One of the major industries that feature startups in Britain is the tech industry. But, what exactly do they think about a potential Brexit?
That’s exactly what this post explores. It’s revealed that there are two main areas of concern for British tech startups:
- Attracting talent
- Increased difficulties hiring outside of the UK
No doubt that both of these areas will majorly affect British tech startups. By being in the EU, they have access to a talent pool of workers across Europe. It also makes it much easier to hire those workers, especially if they’re from EU member countries.
While alternatives have been presented, such as that of a points system and looking to an international talent pool, there are many more complexities involved. Overall, it’s fair to say that life is going to become much harder for British tech startups if Britain leaves the EU.
This post points to a worrying trend that has gradually increased over the past three decades – that the number of US startups is falling.

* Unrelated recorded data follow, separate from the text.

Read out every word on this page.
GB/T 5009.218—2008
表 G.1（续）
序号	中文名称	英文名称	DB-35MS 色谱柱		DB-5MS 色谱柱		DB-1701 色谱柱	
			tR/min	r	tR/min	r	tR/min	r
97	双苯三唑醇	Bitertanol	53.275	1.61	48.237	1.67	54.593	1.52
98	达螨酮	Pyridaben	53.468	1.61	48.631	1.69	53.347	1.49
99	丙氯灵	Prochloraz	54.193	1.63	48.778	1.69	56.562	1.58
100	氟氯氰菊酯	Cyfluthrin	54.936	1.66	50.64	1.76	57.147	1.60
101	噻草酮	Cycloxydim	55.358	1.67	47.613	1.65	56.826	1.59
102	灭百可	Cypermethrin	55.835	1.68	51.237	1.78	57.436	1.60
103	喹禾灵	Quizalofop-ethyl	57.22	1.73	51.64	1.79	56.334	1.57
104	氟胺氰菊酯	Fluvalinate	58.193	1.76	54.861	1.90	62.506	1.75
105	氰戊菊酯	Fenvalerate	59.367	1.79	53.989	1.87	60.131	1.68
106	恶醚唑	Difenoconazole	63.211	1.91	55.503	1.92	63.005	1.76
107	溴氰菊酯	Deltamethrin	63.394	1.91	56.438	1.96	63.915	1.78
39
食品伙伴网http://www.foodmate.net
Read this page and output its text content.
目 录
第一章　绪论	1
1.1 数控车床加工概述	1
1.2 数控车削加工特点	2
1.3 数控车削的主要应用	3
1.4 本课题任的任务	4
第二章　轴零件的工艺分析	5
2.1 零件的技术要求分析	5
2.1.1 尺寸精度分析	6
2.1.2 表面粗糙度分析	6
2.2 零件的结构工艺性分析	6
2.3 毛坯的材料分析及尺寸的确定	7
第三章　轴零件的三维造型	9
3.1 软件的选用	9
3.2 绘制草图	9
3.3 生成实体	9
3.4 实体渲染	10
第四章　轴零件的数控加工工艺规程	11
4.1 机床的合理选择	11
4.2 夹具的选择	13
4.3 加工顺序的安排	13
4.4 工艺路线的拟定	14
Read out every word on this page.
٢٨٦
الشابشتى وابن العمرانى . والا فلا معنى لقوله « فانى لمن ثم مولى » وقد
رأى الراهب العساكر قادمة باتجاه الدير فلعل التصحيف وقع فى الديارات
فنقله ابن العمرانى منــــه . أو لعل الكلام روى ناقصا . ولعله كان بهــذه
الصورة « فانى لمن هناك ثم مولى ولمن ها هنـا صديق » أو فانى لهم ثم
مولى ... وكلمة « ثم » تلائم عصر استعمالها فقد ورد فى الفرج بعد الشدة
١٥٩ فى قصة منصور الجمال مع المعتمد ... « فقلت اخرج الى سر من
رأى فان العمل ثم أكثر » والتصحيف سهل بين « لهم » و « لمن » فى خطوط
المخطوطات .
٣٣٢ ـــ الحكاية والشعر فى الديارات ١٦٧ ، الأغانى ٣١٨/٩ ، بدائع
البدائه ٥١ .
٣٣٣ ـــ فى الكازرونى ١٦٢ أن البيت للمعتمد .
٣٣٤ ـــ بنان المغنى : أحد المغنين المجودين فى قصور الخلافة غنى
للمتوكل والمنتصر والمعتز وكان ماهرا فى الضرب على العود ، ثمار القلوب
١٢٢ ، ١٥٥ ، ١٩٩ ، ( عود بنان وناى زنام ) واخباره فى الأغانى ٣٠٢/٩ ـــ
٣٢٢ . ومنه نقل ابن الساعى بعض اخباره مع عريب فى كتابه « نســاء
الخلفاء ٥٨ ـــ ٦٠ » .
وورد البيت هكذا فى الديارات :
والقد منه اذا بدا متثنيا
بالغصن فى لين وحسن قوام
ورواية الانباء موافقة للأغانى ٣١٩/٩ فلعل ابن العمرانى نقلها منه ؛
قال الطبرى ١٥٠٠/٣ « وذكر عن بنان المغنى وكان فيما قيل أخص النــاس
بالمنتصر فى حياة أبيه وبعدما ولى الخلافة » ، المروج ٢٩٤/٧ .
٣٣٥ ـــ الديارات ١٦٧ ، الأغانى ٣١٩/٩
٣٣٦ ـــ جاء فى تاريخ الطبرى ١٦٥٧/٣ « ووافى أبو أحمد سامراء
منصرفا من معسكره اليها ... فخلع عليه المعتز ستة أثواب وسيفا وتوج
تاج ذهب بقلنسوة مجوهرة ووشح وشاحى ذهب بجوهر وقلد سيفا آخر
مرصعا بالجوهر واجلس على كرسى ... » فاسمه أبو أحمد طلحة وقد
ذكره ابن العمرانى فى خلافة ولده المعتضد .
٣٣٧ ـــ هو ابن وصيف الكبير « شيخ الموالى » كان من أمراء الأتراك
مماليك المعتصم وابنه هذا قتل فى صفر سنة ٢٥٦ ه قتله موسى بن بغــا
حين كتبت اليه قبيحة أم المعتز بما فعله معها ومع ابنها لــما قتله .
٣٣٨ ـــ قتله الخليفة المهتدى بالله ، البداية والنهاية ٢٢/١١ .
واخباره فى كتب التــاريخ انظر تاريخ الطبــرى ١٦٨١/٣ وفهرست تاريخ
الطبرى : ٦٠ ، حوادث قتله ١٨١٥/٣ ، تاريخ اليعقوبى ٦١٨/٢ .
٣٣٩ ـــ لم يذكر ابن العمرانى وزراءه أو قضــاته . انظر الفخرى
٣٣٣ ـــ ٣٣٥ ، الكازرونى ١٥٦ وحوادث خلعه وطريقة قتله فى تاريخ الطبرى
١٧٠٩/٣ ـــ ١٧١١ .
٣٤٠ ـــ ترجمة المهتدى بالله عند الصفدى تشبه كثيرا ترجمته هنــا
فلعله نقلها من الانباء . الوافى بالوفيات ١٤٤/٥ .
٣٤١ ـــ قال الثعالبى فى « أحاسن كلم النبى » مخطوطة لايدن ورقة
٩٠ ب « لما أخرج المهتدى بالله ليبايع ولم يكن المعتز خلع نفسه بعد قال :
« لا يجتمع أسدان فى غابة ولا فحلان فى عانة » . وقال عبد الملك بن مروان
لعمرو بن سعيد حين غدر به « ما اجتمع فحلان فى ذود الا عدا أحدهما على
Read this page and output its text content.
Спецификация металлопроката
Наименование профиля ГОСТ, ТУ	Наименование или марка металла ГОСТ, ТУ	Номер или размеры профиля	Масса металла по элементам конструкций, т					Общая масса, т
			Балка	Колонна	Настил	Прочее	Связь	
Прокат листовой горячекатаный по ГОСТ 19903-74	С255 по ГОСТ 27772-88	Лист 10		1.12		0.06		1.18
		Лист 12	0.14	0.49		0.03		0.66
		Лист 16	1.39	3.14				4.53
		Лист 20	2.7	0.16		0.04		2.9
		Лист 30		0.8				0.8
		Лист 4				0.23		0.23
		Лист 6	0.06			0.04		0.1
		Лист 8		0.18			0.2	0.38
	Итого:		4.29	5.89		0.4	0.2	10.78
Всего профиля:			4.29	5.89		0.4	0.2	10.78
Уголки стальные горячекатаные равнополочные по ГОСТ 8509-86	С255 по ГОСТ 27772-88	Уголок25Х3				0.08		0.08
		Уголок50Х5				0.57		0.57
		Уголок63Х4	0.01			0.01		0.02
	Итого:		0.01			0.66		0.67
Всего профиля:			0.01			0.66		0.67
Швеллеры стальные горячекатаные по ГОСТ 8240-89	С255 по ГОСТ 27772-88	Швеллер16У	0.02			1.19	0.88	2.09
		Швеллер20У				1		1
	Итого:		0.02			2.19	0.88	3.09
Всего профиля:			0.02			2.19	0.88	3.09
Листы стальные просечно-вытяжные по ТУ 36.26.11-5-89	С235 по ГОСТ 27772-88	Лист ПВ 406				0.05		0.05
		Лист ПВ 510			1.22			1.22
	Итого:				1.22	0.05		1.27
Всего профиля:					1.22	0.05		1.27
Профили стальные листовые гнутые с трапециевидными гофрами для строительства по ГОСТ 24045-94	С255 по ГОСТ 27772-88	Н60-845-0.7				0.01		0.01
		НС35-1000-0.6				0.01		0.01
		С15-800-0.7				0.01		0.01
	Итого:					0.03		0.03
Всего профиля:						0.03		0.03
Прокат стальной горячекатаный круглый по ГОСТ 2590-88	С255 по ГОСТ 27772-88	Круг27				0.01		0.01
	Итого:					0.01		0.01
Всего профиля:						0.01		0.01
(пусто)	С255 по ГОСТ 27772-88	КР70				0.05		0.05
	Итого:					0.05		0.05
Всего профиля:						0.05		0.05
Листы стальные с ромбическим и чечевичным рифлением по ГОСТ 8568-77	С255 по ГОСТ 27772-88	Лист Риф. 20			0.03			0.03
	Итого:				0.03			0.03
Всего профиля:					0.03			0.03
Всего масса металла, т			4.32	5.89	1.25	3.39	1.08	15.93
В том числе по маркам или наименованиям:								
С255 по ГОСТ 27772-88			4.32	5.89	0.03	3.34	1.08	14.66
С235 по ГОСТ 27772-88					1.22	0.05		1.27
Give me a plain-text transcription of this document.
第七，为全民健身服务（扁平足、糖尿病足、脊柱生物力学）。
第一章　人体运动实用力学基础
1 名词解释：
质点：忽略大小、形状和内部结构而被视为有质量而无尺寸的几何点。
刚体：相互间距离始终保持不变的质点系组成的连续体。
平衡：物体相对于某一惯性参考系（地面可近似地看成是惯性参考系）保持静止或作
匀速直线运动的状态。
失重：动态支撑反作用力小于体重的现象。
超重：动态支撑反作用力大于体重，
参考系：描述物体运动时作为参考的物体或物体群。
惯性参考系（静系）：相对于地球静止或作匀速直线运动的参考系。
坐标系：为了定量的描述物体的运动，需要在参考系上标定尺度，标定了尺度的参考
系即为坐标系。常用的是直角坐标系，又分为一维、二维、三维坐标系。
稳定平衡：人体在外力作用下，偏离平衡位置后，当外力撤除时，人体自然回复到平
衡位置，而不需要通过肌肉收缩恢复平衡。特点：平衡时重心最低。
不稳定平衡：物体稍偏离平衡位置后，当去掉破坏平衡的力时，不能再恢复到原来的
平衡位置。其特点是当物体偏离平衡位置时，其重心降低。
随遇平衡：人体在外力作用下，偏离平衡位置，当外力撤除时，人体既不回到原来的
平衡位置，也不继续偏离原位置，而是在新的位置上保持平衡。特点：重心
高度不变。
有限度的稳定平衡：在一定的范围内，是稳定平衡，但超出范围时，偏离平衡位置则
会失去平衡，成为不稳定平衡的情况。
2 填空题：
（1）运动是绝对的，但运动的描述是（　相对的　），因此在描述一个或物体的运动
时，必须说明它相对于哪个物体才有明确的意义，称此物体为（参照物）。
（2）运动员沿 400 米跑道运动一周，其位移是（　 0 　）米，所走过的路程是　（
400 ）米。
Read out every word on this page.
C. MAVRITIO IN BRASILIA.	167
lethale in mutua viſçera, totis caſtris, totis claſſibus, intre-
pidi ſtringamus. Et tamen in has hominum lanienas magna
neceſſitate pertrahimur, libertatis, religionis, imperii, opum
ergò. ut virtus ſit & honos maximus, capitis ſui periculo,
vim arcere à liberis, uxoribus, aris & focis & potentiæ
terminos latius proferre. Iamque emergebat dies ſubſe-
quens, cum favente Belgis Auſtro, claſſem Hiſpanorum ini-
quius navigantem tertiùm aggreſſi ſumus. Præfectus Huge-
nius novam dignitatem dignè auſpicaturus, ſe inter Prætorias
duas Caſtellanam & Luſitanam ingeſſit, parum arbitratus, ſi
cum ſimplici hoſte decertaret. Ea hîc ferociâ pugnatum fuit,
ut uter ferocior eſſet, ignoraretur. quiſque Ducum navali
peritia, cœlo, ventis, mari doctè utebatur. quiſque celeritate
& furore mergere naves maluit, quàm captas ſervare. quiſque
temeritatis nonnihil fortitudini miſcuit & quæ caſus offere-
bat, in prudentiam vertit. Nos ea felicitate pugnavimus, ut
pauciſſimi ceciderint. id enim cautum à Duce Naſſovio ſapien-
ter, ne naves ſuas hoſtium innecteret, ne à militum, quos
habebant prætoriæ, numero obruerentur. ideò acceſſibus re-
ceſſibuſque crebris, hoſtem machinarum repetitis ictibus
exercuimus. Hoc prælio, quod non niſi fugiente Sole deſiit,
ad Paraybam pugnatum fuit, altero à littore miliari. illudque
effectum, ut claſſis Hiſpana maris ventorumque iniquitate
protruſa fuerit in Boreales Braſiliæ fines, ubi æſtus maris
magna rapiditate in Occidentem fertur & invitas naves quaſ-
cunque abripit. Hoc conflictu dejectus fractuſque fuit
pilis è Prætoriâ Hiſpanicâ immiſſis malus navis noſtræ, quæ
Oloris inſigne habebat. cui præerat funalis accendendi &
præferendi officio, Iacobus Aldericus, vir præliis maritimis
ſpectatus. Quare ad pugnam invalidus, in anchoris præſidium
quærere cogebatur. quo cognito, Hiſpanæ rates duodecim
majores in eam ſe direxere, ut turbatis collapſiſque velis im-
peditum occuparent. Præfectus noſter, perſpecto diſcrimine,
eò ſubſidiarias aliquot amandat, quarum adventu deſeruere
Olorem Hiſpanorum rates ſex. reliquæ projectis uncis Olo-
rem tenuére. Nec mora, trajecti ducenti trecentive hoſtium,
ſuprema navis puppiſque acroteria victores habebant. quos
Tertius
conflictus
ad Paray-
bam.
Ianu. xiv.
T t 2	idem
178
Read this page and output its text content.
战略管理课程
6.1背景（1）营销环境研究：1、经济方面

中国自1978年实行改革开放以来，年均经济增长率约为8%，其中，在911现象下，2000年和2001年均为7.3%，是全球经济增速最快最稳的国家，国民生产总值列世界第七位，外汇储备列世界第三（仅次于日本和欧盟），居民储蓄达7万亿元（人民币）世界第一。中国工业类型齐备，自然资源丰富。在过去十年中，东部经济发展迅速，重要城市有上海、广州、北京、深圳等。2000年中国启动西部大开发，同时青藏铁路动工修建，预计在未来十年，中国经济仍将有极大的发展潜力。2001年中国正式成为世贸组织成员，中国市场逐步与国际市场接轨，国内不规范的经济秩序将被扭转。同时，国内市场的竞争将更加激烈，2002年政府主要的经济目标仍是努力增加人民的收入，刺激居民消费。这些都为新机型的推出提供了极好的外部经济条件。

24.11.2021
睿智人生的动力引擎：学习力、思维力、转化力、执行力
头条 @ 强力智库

We know that Silicon Valley is a global hub for the startup scene and there are currently around 23,000 startups now in Palo Alto. While those numbers seem big, the reality is that it has gradually decreased steadily.
Now the question many people are asking is: What is the cause of this decline?
The fact is that there is no simple answer. No one really seems to have a solid answer to explain this. Some point to economic circumstances and some point to the government.
An interesting point made by the writer is that many young people today are already dressing like entrepreneurs. They’re talking about technology, innovation and other things related to startups without actually being involved in one. The writer also points to a cultural change. Back in the 1960s and 1970s, people were more rebellious and born in a time when dropping out of the establishment seemed like the way to go.
For many startup founders, it wasn’t so much about getting venture funding as it was about expressing a passion. It was out of this that an informal startup culture was born and became mainstream. It’s an interesting explanation for the steady decline in startups and one you should certainly check out.
We hope you have enjoyed this week’s Linkibuzz post and we’re hopeful it has given you some interesting insights into the startup world.
First, we looked at explanations for why female-led startups are not receiving the same amount of venture capital funding as male-led startups. Second, we explored the Bitcoin industry and a startup that failed in that industry. However, this won’t be the end of opportunities in that industry.
Next, we looked at what British tech startups think of the looming referendum on whether or not Britain remains in the EU. Lastly, we explored the reasons why the number of US startups have been declining over the last three decades.